Bruno de La Salle n’est pas un homme ordinaire. Il a pu dérouter certains conteurs, mais il en a mis en route bien davantage. Il est à l’image de son héros favori : rusé, insaisissable, libre, capricieux, rugueux et toujours en chemin. Je veux saluer ici son œuvre artistique, audacieuse, exigeante et engagée, et aussi son œuvre de transmission qui permet, aujourd’hui encore, à tant de conteurs amateurs et professionnels de se rencontrer, de se former, d’entreprendre, de se chercher, de réfléchir, de s’enrichir, de créer et d’oser. C’est son talent, son habileté politique, sa générosité et sa ténacité qui le permettent, qu’il en soit ici remercié.

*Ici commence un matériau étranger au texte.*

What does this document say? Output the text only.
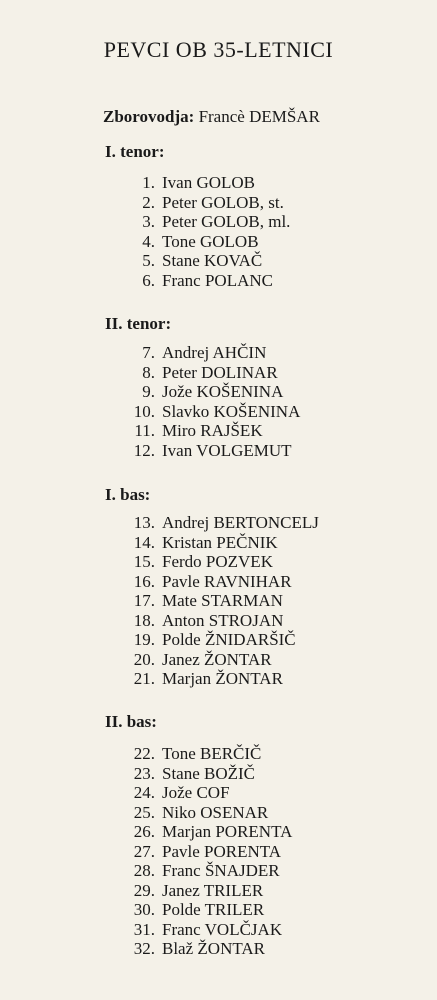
PEVCI OB 35-LETNICI
Zborovodja: Francè DEMŠAR
I. tenor:
1. Ivan GOLOB
2. Peter GOLOB, st.
3. Peter GOLOB, ml.
4. Tone GOLOB
5. Stane KOVAČ
6. Franc POLANC
II. tenor:
7. Andrej AHČIN
8. Peter DOLINAR
9. Jože KOŠENINA
10. Slavko KOŠENINA
11. Miro RAJŠEK
12. Ivan VOLGEMUT
I. bas:
13. Andrej BERTONCELJ
14. Kristan PEČNIK
15. Ferdo POZVEK
16. Pavle RAVNIHAR
17. Mate STARMAN
18. Anton STROJAN
19. Polde ŽNIDARŠIČ
20. Janez ŽONTAR
21. Marjan ŽONTAR
II. bas:
22. Tone BERČIČ
23. Stane BOŽIČ
24. Jože COF
25. Niko OSENAR
26. Marjan PORENTA
27. Pavle PORENTA
28. Franc ŠNAJDER
29. Janez TRILER
30. Polde TRILER
31. Franc VOLČJAK
32. Blaž ŽONTAR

Nous sommes donc face à un défi, car nos pairs nous laissent peu à peu une place tant convoitée. Qu’en ferons-nous ? Que saurons-nous inventer pour faire face au retrait des financements publics et à la marchandisation croissante ? Allons-nous nous soumettre à la loi du marché et formater nos propositions artistiques en fonction des « appels à projets », « thèmes d’actualité », ou de leur « utilité sociale » ? Ou bien saurons-nous, comme Bruno de La Salle l’a fait en son temps, affirmer nos visions et convaincre ? Quelle sera notre déontologie commune ? Nous ne sommes pas des fondateurs, nous sommes des héritiers et il nous appartient aujourd’hui d’honorer le travail accompli par le passé en nous engageant avec ambition pour les arts du conteur et de l’oralité.